Promise.prototype = {
  // Called when something finished successfully
  resolve: function(result) {
    // This is where we'll loop through callbacks
  },

  // Called when something broke
  reject: function(result) {
  },

  // I think you'll agree that implementing then is pretty easy
  // This uses a handy object that follows along with our API nicely
  then: function(success, failure) {
    this.pending.push({ resolve: success, reject: failure });
    return this;
  }
};

That's looking good, but I want to use setTimeout(promise.resolve,
100)
and that will cause resolve to have the wrong
this.
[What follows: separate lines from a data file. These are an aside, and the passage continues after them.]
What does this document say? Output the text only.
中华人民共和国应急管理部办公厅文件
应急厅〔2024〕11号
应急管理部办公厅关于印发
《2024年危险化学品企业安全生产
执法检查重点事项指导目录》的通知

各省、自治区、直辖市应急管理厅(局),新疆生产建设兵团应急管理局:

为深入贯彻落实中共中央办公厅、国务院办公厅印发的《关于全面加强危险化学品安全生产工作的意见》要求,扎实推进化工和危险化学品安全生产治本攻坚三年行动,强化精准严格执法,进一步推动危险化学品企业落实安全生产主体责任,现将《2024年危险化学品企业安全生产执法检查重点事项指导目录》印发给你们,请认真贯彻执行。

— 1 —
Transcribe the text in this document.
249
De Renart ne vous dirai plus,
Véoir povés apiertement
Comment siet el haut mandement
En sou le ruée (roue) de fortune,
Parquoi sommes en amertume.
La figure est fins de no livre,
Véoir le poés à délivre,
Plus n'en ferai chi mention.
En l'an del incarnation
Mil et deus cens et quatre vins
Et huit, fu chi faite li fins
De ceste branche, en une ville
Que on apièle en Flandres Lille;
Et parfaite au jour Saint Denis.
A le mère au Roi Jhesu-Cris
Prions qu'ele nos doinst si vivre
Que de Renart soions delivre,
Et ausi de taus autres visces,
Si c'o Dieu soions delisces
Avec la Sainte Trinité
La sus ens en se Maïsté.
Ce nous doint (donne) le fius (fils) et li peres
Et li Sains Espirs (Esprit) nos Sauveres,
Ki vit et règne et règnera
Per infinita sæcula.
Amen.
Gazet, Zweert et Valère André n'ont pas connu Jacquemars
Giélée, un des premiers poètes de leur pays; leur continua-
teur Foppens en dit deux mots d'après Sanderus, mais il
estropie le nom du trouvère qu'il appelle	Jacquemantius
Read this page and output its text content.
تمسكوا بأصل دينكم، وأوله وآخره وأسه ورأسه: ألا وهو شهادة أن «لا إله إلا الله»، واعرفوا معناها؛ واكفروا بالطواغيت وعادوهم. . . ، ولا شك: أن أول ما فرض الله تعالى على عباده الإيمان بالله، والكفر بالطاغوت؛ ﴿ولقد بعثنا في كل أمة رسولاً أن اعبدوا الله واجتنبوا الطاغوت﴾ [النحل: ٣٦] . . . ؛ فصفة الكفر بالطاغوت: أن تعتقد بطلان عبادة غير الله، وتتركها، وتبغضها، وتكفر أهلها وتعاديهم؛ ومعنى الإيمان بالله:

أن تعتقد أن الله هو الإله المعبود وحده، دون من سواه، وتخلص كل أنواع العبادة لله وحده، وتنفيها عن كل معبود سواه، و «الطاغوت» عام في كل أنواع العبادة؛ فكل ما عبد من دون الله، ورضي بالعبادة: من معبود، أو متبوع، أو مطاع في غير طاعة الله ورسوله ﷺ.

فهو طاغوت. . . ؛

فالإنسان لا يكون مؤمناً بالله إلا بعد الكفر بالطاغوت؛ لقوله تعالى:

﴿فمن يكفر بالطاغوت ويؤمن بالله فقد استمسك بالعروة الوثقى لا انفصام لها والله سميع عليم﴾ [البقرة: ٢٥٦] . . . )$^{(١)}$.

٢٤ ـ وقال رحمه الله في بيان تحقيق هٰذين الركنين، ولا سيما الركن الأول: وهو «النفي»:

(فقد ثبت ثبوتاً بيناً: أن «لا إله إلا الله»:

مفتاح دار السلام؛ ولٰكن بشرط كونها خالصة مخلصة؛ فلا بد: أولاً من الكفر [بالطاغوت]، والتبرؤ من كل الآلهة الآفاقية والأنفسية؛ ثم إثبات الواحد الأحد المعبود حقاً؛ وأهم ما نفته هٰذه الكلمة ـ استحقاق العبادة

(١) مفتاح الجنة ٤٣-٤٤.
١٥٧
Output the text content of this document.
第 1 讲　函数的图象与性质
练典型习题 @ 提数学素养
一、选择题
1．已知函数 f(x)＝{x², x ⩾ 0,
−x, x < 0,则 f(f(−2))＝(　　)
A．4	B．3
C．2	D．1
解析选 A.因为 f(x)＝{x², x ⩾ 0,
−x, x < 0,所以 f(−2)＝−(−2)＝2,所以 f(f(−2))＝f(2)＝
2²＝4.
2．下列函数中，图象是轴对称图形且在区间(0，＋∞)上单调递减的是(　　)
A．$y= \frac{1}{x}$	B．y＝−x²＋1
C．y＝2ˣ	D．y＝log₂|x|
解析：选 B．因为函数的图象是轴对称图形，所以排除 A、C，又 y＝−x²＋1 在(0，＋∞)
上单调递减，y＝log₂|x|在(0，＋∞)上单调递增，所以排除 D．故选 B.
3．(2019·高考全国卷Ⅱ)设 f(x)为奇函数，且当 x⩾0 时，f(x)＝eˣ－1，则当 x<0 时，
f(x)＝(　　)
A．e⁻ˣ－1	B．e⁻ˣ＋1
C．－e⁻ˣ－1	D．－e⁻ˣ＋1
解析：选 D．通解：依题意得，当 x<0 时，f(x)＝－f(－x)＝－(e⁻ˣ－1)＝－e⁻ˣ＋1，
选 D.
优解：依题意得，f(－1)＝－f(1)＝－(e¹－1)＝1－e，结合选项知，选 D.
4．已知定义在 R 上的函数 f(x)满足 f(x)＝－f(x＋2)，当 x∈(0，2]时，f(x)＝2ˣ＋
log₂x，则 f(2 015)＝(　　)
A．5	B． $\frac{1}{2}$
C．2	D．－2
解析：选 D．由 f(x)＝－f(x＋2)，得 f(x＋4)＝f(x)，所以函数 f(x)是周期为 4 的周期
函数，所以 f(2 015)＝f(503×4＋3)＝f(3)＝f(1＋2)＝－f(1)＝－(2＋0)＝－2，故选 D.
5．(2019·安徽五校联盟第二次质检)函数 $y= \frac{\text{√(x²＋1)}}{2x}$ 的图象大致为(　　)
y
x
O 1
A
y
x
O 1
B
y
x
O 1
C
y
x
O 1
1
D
These methods could easily be moved to the
constructor to make the resolve and reject
methods behave more naturally:

function Promise() {
  var self = this;
  this.pending = [];

  this.resolve = function(result) {
    self.complete('resolve', result);
  },

  this.reject = function(result) {
    self.complete('reject', result);
  }
}

Promise.prototype = {
  then: function(success, failure) {
    this.pending.push({ resolve: success, reject: failure });
    return this;
  },

  complete: function(type, result) {
    while (this.pending[0]) {
      this.pending.shift()[type](result);
    }
  }
};

I also started writing some tests for this:

function delay(ms) {
  var p = new Promise();
  setTimeout(p.resolve, ms);
  return p;
}

function timeout(duration, limit) {
  var p = new Promise();
  setTimeout(p.resolve, duration);
  setTimeout(p.reject, limit);
  return p;
}

delay(1000).then(function() {
  console.log('Delay complete');
  assert.ok('Delay completed');
});

timeout(10, 100).then(
  function() {
    console.log('Timeout 1 OK');
    assert.ok('10ms is under 100ms');
  },
  function() {
    assert.fail();
  }
);

timeout(100, 10).then(
  function() {
    assert.fail();
  },
  function() {
    console.log('Timeout 2 OK');
    assert.ok('100ms is over 10ms');
  }
);

Conclusion

This is a very naive implementation of what CommonJS Promises/A
describes. Ultimately, I'd like to have something that can be used to
provide an elegant API for Ajax callbacks and animations, which are both
areas in client-side JavaScript where asynchronous code is important.